Kalau rekan-rekan memiliki gejala yang sama dengan apa yang sedang saya jalankan sekarang ini.
Saya sedang menjalankan usaha kafe yang tidak jauh dari rumah saya di Depok. Saya sengaja tidak menyebutkan nama kafenya, karena terus terang saya kurang puas dengan pencapaian kafe yang diminta dibikin oleh Bapak saya ini. Bukan masalah mengeluhnya, tapi sedari awal saya pribadi tidak sreg untuk membuka kafe di ruko 2 lantai yang lokasinya kurang strategis. Tapi namanya juga orang tua di Indonesia, kalau mereka mendengarkan pendapat anaknya, itu adalah suatu keajaiban, bukan?
Sebelumnya, kafe yang saya jalani sejak akhir Agustus 2019 ini bertemakan fun eat dan fun drinks. Saya sengaja tidak membuka kafe ini menjadi coffee shop, hal ini karena ada rekan yang saya sering berkonsultasi pre-opening, adalah teman saya sejak SMA yang juga memiliki coffee shop yang sudah dia jalani hampir 5 tahun. Otomatis, karena dari segi letak cukup berdekatan, maka saya memutuskan tidak membuka coffee shop untuk menghormati pertemanan kami sejak SMA tadi.
Yang dijual di kafe tersebut adalah thai tea, minuman kekinian, roti kukus-panggang, Indomie goreng dengan topping, small bites, juga menu nasi sambal matah yang sederhana. Alasan saya memilih konsep non-coffee shop ini juga dilatarbelakangi oleh kenyataan letak gedung ruko yang berdekatan dengan sekolahan. Otomatis, ini juga menjadi pembeda dari segmentasi pasar yang nanti akan coba saya bahas di poin selanjutnya.
Saya mencoba untuk share pengalaman dan cerita ini, di luar tulisan-tulisan saya yang lain di blog ini, dengan harapan kalau ada rekan-rekan yang berkeinginan untuk membuka usaha kafe atau coffee shop, agar tidak mengulangi permasalahan yang sama di kemudian hari.
Pertama, dari segi lokasi, usaha kafe sangat bertumpu pada lokasi. Lokasi, lokasi, dan lokasi, itu poin marketing yang terpenting sebelum kita berdiskusi dengan poin-poin berikutnya. Sebagus apapun kita memanfaatkan digital marketing, untuk urusan bisnis kafe ini sendiri menurut saya masih cukup manual. Dalam artian, pasar lokal lah yang lebih bermain, ketimbang berapa banyak klik atau view yang bisa kita dapatkan ketika kita beriklan di Instagram atau Facebook. Digital marketing untuk kafe non-franchise seperti yang saya jalani ini lebih kepada komplementer.

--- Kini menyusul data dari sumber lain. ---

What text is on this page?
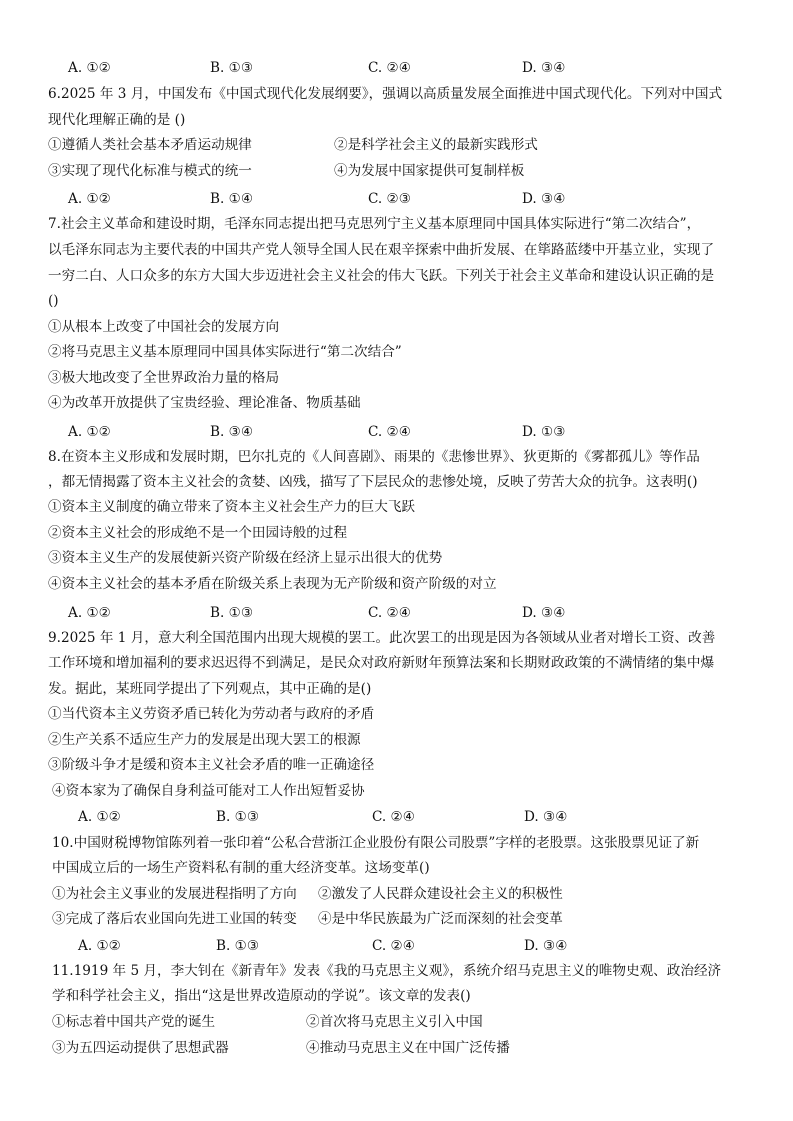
A. ①②	B. ①③	C. ②④	D. ③④
6.2025 年 3 月，中国发布《中国式现代化发展纲要》，强调以高质量发展全面推进中国式现代化。下列对中国式
现代化理解正确的是 ()
①遵循人类社会基本矛盾运动规律	②是科学社会主义的最新实践形式
③实现了现代化标准与模式的统一	④为发展中国家提供可复制样板
A. ①②	B. ①④	C. ②③	D. ③④
7.社会主义革命和建设时期，毛泽东同志提出把马克思列宁主义基本原理同中国具体实际进行“第二次结合”，
以毛泽东同志为主要代表的中国共产党人领导全国人民在艰辛探索中曲折发展、在筚路蓝缕中开基立业，实现了
一穷二白、人口众多的东方大国大步迈进社会主义社会的伟大飞跃。下列关于社会主义革命和建设认识正确的是
()
①从根本上改变了中国社会的发展方向
②将马克思主义基本原理同中国具体实际进行“第二次结合”
③极大地改变了全世界政治力量的格局
④为改革开放提供了宝贵经验、理论准备、物质基础
A. ①②	B. ③④	C. ②④	D. ①③
8.在资本主义形成和发展时期，巴尔扎克的《人间喜剧》、雨果的《悲惨世界》、狄更斯的《雾都孤儿》等作品
，都无情揭露了资本主义社会的贪婪、凶残，描写了下层民众的悲惨处境，反映了劳苦大众的抗争。这表明()
①资本主义制度的确立带来了资本主义社会生产力的巨大飞跃
②资本主义社会的形成绝不是一个田园诗般的过程
③资本主义生产的发展使新兴资产阶级在经济上显示出很大的优势
④资本主义社会的基本矛盾在阶级关系上表现为无产阶级和资产阶级的对立
A. ①②	B. ①③	C. ②④	D. ③④
9.2025 年 1 月，意大利全国范围内出现大规模的罢工。此次罢工的出现是因为各领域从业者对增长工资、改善
工作环境和增加福利的要求迟迟得不到满足，是民众对政府新财年预算法案和长期财政政策的不满情绪的集中爆
发。据此，某班同学提出了下列观点，其中正确的是()
①当代资本主义劳资矛盾已转化为劳动者与政府的矛盾
②生产关系不适应生产力的发展是出现大罢工的根源
③阶级斗争才是缓和资本主义社会矛盾的唯一正确途径
④资本家为了确保自身利益可能对工人作出短暂妥协
A. ①②	B. ①③	C. ②④	D. ③④
10.中国财税博物馆陈列着一张印着“公私合营浙江企业股份有限公司股票”字样的老股票。这张股票见证了新
中国成立后的一场生产资料私有制的重大经济变革。这场变革()
①为社会主义事业的发展进程指明了方向 ②激发了人民群众建设社会主义的积极性
③完成了落后农业国向先进工业国的转变 ④是中华民族最为广泛而深刻的社会变革
A. ①②	B. ①③	C. ②④	D. ③④
11.1919 年 5 月，李大钊在《新青年》发表《我的马克思主义观》，系统介绍马克思主义的唯物史观、政治经济
学和科学社会主义，指出“这是世界改造原动的学说”。该文章的发表()
①标志着中国共产党的诞生	②首次将马克思主义引入中国
③为五四运动提供了思想武器	④推动马克思主义在中国广泛传播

Pasar lokal perlu diedukasi mengenai keberadaan kafe yang kita buka. Hal ini bisa diamati dari letak bangunan kafe, apakah didekat jalanan besar, jalan protokol, gang sempit, atau seperti apa. Jangan percaya dengan ucapan-ucapan yang memberikan kita angin surga semu. Banyak yang bilang tidak penting lokasi, banyak orang usaha makanan/minuman yang lokasi di gang tapi tetap dicari orang. No. Itu hoax. Dan lokasi-lokasi yang seperti itu kalau dikumpulkan se-Indonesia, perbandingannya dengan jumlah bisnis kafe/rumah makan/restoran, berapa sih paling? Bisa 1 banding 500.000 ya mungkin, atau 1 banding 1 juta. Impossible.

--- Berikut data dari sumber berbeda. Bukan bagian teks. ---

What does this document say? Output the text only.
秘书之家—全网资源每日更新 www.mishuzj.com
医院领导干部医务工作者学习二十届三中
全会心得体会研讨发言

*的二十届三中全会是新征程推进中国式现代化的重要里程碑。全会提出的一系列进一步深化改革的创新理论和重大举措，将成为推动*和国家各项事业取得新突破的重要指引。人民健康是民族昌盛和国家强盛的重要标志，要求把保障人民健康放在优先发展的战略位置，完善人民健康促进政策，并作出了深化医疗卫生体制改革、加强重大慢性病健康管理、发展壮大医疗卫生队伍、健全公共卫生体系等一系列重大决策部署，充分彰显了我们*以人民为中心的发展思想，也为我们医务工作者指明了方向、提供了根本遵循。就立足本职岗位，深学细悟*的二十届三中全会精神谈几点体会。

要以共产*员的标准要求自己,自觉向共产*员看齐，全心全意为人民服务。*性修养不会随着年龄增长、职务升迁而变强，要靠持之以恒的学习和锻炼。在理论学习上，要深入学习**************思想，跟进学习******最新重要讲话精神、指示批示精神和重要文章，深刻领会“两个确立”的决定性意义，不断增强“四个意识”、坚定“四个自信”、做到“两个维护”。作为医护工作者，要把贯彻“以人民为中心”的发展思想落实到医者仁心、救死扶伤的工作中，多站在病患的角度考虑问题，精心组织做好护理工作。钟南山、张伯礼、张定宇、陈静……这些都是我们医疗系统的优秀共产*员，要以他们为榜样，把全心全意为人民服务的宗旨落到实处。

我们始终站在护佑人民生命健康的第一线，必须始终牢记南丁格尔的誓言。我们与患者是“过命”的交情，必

Kalau dari kafe saya sendiri, lokasi berada di jalan yang sepanjang 50 meter persis di depannya itu hanya hidup 1 sisi. Dalam artian, di seberang jalan dari lokasi kafe saya adalah pabrik yang tidak ada kehidupan. Orang pabrik engga jajan di kafe, memang begitu kenyataannya. Dibandingkan 1 jalan yang paralel juga ga jauh dari kafe saya, 2 sisi jalanan semuanya hidup. Dan yang saya amati selama 6 bulan ini beberapa kafe buka hampir bersamaan, tetap paling tidak bergairah untuk segi pengunjung.
Memang, kalau kita berinvestasi atau mengontrak lokasi usaha semuanya tergantung modalnya. Tapi berdasarkan pengalaman yang sedang saya jalani, lebih baik berinvestasi lebih untuk lokasi yang lebih prima, dibandingkan menghitung modal kontrak murah di lokasi yang kurang strategis.

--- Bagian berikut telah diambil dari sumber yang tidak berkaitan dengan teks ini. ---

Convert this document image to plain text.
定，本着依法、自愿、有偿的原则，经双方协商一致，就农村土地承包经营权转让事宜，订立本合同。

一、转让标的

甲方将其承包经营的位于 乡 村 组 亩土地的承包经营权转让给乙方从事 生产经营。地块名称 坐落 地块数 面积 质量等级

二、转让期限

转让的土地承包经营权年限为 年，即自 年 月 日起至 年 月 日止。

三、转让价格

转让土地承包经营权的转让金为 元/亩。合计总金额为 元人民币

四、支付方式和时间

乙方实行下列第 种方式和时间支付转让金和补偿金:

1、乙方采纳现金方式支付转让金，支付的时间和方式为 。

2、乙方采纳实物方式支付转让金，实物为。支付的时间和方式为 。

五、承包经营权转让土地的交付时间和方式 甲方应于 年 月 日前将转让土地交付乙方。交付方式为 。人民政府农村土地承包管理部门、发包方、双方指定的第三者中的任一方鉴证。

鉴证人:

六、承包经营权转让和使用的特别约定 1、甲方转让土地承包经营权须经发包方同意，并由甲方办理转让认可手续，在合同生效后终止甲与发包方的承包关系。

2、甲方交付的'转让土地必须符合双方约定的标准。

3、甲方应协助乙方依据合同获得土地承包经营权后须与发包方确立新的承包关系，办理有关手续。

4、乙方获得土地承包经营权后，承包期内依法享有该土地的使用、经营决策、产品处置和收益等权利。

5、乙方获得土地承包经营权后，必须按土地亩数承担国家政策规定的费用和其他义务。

Salah satu hal yang saya sudah amati juga dari awal adalah akan adanya 1 coffee shop dan 1 tempat makan taichan. 2 lokasi ini jaraknya tidak jauh, cuma 60an meter dari kafe saya. Dari awal saya sudah mengamati kalaulah 2 lokasi tersebut tidak begitu laku, dan malah cenderung tidak punya jam buka kafe yang pasti. Apalagi sewaktu menjalani kafe sendiri yang letaknya tidak berjauhan dari 2 kafe itu, saya pikir sudah sewajarnya kalau lokasi yang ditentukan oleh Bapak saya tidak cocok untuk buka kafe.
Apalagi, dari segi lokasi yang bersebelahan dengan sekolah, akan menjadi suatu keniscayaan apabila sekolah libur, maka kafe akan terkena dampaknya. Dampak lumayan ketika libur sekolah akhir tahun. Sebagai ilustrasi ada 1 hari omzet yang hanya mencapai 100 ribuan Rupiah saja. 100 Ribuan rupiah, alamak! Mati awak!
Kedua, pricing juga menjadi satu ganjalan. Di mana saya untuk thai tea mengambil franchise yang tidak bisa saya sebutkan namanya, memiliki harga normal yang ketinggian, yaitu di angka 20-30 ribu per cup. Memang awalnya saya yang kegeeran juga berani-berani nya ambil franchise tersebut. Tapi ternyata dengan kisaran harga mall, sama sekali tidak cocok untuk lokasi di mana kafe saya berada. Alhasil saya harus berani potong harga dengan konsekuensi menipisnya margin.
Untuk produk roti kukus-panggang tidak ada masalah, saya juga mengambil franchise. Dari segi harga produk cukup cocok, namun lagi-lagi karena lokasi yang agak sepi, pendapatan untuk produk roti yang tadinya tinggi, lama-kelamaan berangsur turun.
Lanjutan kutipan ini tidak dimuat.